2025-12-14

1. Goal and key decisions

Core modeling choices

  • Word-level trigram language model
  • Stupid backoff: trigram → bigram → unigram (with backoff factor \(\lambda\))
    • rather than additive smoothing or Kneser–Ney to keep the model simple and fast
    • the large corpus size makes sophisticated discounting less critical for this project
  • <UNK> used internally for Out-Of-Vocabulary words, but never shown as a suggestion

UX choices

  • Display-time stopword down-weighting
    • stopwords are kept in model’s vocabulary, but their scores are downweighted at display time to surface more content words
  • Regex fallback over a high-ratio Twitter sample for rare phrases

2. Data and preprocessing

Preprocessing pipeline

I used the tm package presented in the Jurafsky & Manning slides. The preprocessing pipeline itself:

  • Lowercasing
  • Remove / blank out: URLs, @handles, emails
  • Remove numbers and punctuation
  • Whitespace normalization
  • Token filter: ^[a-z]+$

Vocabulary + unknowns

  • Keep tokens with frequency ≥ k (used the value of 2)
  • Map remaining tokens → <UNK> before n-gram counting

3. Prediction algorithm

Given the cleaned input tokens \(w_1, \dots, w_{n-1}\), predict \(w_n\).

1) Trigram (preferred)

\[ score(w \mid w_{n-2}, w_{n-1}) = \frac{c(w_{n-2}, w_{n-1}, w)}{c(w_{n-2}, w_{n-1})} \]

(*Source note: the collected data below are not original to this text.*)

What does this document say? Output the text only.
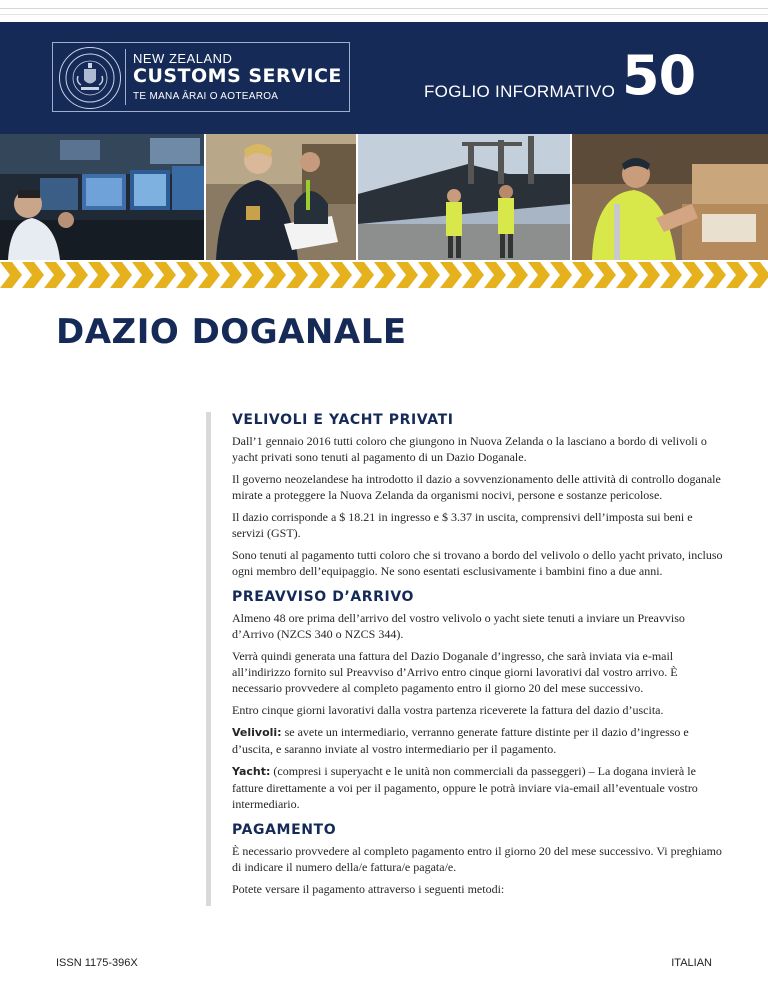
NEW ZEALAND
CUSTOMS SERVICE
TE MANA ĀRAI O AOTEAROA	FOGLIO INFORMATIVO 50
DAZIO DOGANALE
VELIVOLI E YACHT PRIVATI

Dall’1 gennaio 2016 tutti coloro che giungono in Nuova Zelanda o la lasciano a bordo di velivoli o yacht privati sono tenuti al pagamento di un Dazio Doganale.

Il governo neozelandese ha introdotto il dazio a sovvenzionamento delle attività di controllo doganale mirate a proteggere la Nuova Zelanda da organismi nocivi, persone e sostanze pericolose.

Il dazio corrisponde a $ 18.21 in ingresso e $ 3.37 in uscita, comprensivi dell’imposta sui beni e servizi (GST).

Sono tenuti al pagamento tutti coloro che si trovano a bordo del velivolo o dello yacht privato, incluso ogni membro dell’equipaggio. Ne sono esentati esclusivamente i bambini fino a due anni.

PREAVVISO D’ARRIVO

Almeno 48 ore prima dell’arrivo del vostro velivolo o yacht siete tenuti a inviare un Preavviso d’Arrivo (NZCS 340 o NZCS 344).

Verrà quindi generata una fattura del Dazio Doganale d’ingresso, che sarà inviata via e-mail all’indirizzo fornito sul Preavviso d’Arrivo entro cinque giorni lavorativi dal vostro arrivo. È necessario provvedere al completo pagamento entro il giorno 20 del mese successivo.

Entro cinque giorni lavorativi dalla vostra partenza riceverete la fattura del dazio d’uscita.

Velivoli: se avete un intermediario, verranno generate fatture distinte per il dazio d’ingresso e d’uscita, e saranno inviate al vostro intermediario per il pagamento.

Yacht: (compresi i superyacht e le unità non commerciali da passeggeri) – La dogana invierà le fatture direttamente a voi per il pagamento, oppure le potrà inviare via-email all’eventuale vostro intermediario.

PAGAMENTO

È necessario provvedere al completo pagamento entro il giorno 20 del mese successivo. Vi preghiamo di indicare il numero della/e fattura/e pagata/e.

Potete versare il pagamento attraverso i seguenti metodi:

ISSN 1175-396X	ITALIAN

2) Back off to bigram if trigram unseen

\[ score(w \mid w_{n-1}) = \lambda \cdot \frac{c(w_{n-1}, w)}{c(w_{n-1})} \]

3) Back off to unigram if bigram unseen \[ score(w) = \lambda^2 \cdot \frac{c(w)}{N} \]

Output: top-k candidates by score (with <UNK> removed from suggestions).

4. “Best match” optimization

Why: many intuitive completions (e.g., “case of ___”) are rare and can slip out of samples, so the language model backs off to of → the/his/....

Fallback idea

  • Keep a large sample of cleaned Twitter lines
  • Build a regex from the user’s suffix (last ~6–10 tokens)
  • Find matching lines and extract the next token after the suffix
  • Rank candidates by extracted frequency, merge with the list produced by language model

When fallback triggers

  • when the language model ends up in unigram-only mode, or
  • top-k is dominated by stopwords / low-utility suggestions
    • the intent is to improve user experience
    • in practice, it’s triggered rarely – refer to the milestone observations about coverage.

5. Shiny app: how it works and deployment

UI

  1. Input text box
  2. Submit button - prediction runs on click
  3. Output: top-k next-token suggestions + method used
  4. Additional inputs serve as tuning parameters: number of suggestions, stopword penalty, if the app should use fallback to regex

On Submit

  • Clean + tokenize input – apply the same rules as for model training
  • Run trigram → bigram → unigram scoring
  • Apply display ranking (stopword downweight)
  • If needed, run regex fallback and merge results

Deployment

  1. Built model offline – stored as model.rds
  2. Published to shinyapps.io through rsconnect::deployApp()